The use of adhesives to connect frame tubes is common. However, the process of applying and curing the bonding agent may be rather time consuming. Moreover, the quality of such joints is not easily inspectable, nor consistently good, and the adhesive or bonding agent that is used may weaken over time.
Lug joints are another method of bonding frame tubes and include forming an inside step on the inside surface of a hollow joint of a lug, and an outside, mating step on the outside surface of the frame tube. The frame tube is then inserted into the joint of the lug and the steps engage with each other. Because precision is crucial for this connection method, this method may be particularly expensive and not always reliable if not precisely achieved.
Yet another method of connecting frame tubes with lug joints involves the provision of through holes within a lug, and the deforming of the frame tube within the lug so it is outwardly projected into the through holes of the lug joint. This method, as disclosed in U.S. Pat. No. 5,404,630 to Wu, involves inserting an elastomer element into the frame tube and squeezing the elastomer element from its opposite ends to deform the wall of the frame tube into the holes of the lug joint. A reinforcing tube located within the frame tube may also be used with this method. The reinforcing tube is similarly deformed by the elastomer element and is caused to project through the holes of the lug with the frame tube. This process, accordingly, is time consuming and rather complicated.
The application of a high-energy magnetic pulse to deform or reshape a metal object is known in the art. Such plastic deformation of a metal object is known as electromagnetic forming and is described in, for example, U.S. Pat. No. 5,188,177 to Curry, and a number of other U.S. patents referenced therein. However, the Curry patent only discloses the use of such metal shaping to seal the open end of a tube, and not to form secure joints between tubes. The use of electromagnetic forming to joint metal tubes to metal joints is described in, for example, U.S. Pat. No. 3,837,759 to Benoit et al, and U.S. Pat. No. 4,523,872 to Arena et al. However, these patents relate to the joining of metal structural rods of aircrafts to each other and concentrate on forming strong torque joints. Thus, these patents do not teach joining the lightest and strongest tubes to the lightest and strongest lugs in frames of mobile units, such as bicycles, and do not focus on preventing relative axial movement between the joined elements.
It would accordingly be desirable to join the lightest yet sufficiently sturdy tubular elements (typically metal such as aluminum) with the lightest yet sufficiently sturdy lug possible (typically plastic, or a composite material) without encountering the above-described disadvantages.

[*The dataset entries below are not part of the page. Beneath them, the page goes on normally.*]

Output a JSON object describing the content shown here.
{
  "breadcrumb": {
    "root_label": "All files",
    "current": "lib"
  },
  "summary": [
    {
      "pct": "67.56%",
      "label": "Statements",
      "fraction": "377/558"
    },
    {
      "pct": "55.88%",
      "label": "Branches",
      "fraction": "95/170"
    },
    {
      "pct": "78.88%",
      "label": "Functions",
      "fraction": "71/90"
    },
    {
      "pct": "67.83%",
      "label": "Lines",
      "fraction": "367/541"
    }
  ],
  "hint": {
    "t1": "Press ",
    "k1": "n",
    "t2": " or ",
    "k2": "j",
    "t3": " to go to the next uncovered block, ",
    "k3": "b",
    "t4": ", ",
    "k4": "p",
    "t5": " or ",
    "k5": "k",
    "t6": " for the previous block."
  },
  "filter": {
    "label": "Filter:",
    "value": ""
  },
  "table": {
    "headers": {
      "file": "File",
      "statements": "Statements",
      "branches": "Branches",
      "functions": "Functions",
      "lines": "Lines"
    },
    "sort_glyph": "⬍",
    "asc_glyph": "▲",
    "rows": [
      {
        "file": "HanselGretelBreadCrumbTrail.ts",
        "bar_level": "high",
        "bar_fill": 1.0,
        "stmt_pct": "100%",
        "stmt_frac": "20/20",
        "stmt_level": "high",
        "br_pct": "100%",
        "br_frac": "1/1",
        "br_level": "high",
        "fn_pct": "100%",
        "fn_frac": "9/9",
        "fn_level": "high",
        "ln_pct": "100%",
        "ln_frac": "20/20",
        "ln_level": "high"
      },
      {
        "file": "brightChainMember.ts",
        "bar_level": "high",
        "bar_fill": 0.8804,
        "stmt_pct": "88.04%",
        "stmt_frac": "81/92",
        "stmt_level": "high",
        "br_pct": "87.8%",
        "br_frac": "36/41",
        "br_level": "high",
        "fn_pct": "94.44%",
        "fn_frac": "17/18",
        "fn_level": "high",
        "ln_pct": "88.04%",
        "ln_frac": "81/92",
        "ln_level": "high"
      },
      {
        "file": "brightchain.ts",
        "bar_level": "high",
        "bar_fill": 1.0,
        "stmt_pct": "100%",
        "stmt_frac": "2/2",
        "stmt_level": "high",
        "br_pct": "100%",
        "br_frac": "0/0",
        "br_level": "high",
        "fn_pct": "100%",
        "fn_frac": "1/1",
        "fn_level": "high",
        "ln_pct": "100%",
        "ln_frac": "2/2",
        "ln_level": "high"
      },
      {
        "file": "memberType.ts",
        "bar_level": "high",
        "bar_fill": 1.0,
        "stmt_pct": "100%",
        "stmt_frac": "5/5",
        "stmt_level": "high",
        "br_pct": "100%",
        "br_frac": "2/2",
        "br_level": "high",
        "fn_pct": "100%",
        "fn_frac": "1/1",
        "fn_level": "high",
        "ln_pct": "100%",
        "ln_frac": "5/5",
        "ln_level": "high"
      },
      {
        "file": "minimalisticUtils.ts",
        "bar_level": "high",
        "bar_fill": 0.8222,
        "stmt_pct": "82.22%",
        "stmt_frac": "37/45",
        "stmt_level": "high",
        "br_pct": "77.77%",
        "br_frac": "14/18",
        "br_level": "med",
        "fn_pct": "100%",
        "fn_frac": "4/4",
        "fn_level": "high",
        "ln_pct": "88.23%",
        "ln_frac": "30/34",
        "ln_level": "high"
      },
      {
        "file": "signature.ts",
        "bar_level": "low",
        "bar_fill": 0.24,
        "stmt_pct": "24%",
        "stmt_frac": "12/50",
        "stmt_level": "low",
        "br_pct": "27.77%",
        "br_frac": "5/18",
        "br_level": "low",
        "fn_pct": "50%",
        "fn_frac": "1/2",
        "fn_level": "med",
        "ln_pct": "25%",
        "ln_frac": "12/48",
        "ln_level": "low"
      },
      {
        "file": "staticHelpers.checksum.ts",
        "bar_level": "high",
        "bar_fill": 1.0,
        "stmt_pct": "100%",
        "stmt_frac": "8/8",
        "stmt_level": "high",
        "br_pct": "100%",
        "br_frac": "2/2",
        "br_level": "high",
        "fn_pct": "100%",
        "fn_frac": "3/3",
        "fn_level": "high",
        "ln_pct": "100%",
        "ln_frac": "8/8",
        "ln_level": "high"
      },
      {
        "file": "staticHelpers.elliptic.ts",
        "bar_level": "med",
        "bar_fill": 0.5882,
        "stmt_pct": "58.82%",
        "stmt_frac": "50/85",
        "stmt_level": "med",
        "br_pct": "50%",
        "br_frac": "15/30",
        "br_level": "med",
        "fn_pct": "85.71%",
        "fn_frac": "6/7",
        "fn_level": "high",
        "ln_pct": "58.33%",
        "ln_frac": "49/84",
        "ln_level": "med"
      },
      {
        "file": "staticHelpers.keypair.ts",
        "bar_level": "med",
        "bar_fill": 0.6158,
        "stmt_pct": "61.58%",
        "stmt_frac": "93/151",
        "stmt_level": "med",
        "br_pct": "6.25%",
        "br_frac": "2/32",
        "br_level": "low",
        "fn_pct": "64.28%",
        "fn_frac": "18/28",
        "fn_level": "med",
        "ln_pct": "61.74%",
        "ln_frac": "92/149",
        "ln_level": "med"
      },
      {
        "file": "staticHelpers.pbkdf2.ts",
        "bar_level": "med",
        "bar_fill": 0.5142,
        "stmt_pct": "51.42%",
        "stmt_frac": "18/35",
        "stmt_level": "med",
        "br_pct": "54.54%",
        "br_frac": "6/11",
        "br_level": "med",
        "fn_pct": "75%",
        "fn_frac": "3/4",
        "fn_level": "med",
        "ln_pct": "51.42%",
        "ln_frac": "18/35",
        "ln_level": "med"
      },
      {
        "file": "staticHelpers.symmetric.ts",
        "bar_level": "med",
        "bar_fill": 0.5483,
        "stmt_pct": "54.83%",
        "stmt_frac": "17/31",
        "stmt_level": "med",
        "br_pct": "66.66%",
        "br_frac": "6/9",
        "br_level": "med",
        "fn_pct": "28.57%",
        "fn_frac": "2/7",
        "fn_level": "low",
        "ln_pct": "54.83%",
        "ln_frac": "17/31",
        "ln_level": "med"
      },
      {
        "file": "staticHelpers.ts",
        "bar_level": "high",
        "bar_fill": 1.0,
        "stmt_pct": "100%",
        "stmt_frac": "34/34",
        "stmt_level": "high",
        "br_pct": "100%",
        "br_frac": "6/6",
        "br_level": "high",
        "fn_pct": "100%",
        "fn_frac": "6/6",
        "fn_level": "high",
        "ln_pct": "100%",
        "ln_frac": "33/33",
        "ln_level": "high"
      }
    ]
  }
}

As discussed above, in order to reduce the weight of the frame of mobile units such as bicycles, lightweight materials are substituted for conventional high strength, heavy materials such as steel. Aluminum tubing is commonly used to form lightweight bicycles. Because of the reduced yield strength of lightweight materials, such as aluminum, relative to high strength materials, such as steel, the diameters of the frame tubing of lightweight materials must be larger in order to achieve the required frame strength. As a result of the larger diameter tubing, lightweight frames have been criticized by their riders as being too stiff and providing too harsh a ride.